Si algo he aprendido en este año lejos del mundanal ruido es a pasear. Cuando vivía en una ciudad grande solía lanzarme a la calle a caminar con un propósito. Ir a hacer recados, ir a encontrarme con alguien, ir a al trabajo, ir de compras. Pero (muy) pocas veces paseaba por pasear, por el simple gusto de disfrutar de un momento para mí.
Ahora que estoy rodeada de naturaleza y que siento la necesidad de conectarme con ella, estoy sabiendo dedicarme pequeños espacios de tiempo. Sentir los olores, estar atenta a los ruidos, percibir las diferentes tonalidades de azul y verde que tenemos en el norte. Aún no he probado la meditación, pero diría que caminar por placer, junto a la lectura, es mi forma de desconectar la mente por unos minutos.

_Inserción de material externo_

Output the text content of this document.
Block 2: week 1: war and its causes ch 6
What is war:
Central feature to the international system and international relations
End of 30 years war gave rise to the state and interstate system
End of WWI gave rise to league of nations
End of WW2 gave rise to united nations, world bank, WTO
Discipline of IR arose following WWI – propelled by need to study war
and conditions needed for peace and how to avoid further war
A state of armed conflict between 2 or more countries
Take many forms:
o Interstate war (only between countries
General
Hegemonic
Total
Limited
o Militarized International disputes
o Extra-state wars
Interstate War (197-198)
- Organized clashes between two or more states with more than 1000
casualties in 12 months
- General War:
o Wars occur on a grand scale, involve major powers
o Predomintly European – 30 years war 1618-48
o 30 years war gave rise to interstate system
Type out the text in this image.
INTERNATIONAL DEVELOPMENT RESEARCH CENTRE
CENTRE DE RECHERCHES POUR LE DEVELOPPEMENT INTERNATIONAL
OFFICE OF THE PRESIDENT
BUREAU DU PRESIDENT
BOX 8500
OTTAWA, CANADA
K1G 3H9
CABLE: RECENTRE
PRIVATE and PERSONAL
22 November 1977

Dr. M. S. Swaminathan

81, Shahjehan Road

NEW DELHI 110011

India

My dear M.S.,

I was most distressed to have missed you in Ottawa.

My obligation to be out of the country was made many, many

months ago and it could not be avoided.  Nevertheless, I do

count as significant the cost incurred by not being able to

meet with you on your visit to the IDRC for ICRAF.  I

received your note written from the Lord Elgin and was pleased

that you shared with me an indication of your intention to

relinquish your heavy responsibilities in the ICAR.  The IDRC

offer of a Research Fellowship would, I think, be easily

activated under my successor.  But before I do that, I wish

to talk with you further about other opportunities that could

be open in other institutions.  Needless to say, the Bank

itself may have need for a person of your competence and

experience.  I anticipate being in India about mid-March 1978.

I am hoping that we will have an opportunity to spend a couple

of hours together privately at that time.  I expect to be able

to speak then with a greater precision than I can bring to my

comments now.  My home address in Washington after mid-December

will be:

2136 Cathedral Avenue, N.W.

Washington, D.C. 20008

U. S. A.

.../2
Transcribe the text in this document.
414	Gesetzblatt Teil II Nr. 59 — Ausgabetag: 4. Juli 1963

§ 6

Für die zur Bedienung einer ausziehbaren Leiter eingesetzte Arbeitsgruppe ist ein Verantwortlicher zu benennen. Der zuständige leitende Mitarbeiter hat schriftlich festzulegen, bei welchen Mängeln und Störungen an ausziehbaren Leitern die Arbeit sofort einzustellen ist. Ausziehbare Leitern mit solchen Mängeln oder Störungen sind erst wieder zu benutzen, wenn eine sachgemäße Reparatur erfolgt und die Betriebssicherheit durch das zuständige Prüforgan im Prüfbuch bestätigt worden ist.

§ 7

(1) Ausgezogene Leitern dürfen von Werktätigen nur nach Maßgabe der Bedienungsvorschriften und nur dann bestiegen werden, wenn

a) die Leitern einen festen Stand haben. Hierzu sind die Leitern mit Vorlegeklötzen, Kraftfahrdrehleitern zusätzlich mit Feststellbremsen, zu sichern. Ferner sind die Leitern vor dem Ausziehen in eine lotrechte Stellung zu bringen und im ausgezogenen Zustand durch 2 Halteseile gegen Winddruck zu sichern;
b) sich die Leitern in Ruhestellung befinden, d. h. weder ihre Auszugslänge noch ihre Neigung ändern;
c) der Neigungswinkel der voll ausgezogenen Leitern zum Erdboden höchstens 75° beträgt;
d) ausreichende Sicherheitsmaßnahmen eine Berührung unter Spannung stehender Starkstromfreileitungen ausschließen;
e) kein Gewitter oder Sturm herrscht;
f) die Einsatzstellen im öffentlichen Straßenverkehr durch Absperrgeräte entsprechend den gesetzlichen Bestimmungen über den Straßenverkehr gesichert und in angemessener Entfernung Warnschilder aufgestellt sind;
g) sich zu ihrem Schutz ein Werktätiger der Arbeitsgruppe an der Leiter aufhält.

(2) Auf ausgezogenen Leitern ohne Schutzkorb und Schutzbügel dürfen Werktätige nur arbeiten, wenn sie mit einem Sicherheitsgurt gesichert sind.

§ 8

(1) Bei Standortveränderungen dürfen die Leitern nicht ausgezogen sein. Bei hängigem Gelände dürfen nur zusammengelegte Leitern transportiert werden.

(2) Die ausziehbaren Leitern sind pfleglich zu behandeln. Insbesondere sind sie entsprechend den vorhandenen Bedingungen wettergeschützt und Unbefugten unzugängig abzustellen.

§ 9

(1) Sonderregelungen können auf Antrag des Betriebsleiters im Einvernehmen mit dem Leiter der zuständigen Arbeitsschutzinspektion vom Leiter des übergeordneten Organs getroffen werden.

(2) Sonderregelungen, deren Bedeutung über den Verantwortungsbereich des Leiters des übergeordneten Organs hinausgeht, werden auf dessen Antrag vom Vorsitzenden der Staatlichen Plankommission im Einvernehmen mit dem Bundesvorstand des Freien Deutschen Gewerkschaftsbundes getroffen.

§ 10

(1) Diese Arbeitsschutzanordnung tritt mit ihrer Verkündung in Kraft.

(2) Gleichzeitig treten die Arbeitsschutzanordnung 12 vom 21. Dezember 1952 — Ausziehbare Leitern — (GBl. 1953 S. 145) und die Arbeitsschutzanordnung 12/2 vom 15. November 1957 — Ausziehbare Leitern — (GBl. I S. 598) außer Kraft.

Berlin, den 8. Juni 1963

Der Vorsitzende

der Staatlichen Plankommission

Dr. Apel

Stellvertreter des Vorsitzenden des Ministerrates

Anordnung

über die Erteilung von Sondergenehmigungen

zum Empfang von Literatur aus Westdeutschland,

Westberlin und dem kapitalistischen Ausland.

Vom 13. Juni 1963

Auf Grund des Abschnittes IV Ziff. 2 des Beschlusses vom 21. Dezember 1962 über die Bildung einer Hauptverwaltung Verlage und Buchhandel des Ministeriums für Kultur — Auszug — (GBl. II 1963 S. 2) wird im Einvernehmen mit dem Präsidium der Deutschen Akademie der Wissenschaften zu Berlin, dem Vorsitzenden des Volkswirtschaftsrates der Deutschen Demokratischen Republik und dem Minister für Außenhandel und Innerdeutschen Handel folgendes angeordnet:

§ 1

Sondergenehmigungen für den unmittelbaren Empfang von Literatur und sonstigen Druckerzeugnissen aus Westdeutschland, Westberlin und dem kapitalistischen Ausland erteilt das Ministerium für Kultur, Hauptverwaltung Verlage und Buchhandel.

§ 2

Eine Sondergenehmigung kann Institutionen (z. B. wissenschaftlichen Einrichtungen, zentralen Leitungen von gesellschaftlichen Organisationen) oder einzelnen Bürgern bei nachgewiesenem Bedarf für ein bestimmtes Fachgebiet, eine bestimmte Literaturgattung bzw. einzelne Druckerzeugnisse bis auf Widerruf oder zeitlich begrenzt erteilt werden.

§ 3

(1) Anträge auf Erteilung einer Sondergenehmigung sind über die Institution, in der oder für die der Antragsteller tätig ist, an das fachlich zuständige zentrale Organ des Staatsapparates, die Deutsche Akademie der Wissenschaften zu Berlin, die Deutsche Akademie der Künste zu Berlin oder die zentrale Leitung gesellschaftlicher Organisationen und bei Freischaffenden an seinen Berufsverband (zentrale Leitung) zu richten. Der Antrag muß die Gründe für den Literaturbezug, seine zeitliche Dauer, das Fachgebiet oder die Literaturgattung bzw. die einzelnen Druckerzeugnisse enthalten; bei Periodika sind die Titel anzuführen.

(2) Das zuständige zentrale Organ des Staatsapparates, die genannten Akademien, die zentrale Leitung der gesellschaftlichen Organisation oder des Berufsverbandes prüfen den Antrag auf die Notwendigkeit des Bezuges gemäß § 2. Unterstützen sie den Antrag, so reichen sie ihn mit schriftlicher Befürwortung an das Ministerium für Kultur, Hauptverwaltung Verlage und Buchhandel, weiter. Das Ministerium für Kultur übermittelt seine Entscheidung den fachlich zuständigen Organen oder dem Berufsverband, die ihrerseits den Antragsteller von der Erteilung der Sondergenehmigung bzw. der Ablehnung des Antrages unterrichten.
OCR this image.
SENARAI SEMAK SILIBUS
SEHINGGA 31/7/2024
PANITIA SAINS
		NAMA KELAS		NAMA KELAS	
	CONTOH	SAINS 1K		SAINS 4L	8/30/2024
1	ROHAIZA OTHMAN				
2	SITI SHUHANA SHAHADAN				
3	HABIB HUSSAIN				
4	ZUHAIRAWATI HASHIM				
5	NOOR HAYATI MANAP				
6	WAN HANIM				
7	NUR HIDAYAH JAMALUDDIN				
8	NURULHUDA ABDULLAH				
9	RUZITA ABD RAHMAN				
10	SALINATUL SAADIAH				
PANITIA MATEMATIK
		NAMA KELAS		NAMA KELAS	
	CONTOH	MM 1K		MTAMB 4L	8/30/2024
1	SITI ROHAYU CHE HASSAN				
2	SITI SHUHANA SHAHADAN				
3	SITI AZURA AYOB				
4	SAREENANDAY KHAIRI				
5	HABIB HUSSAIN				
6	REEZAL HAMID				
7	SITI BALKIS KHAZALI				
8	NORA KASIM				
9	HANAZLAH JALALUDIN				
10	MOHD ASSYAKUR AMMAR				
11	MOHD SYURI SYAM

Lo bueno de Cantabria es que tiene mil sendas por las que perderse. Parajes que parecen recién sacados de un cuento o de un cuadro de Cèzanne. En ellos la brisa del mar se mezcla con el olor a campo y los graznidos de las gaviotas se acompasan con los mujidos de las vacas. Creía en su poder, pero la naturaleza me ha demostrado que puede ser tremendamente terapéutica. Me ha enseñado a conocer mi cuerpo, a liberar mi mente, a mejorar mi humor y, una de las cosas que más le agradezco, a mirar de otra forma.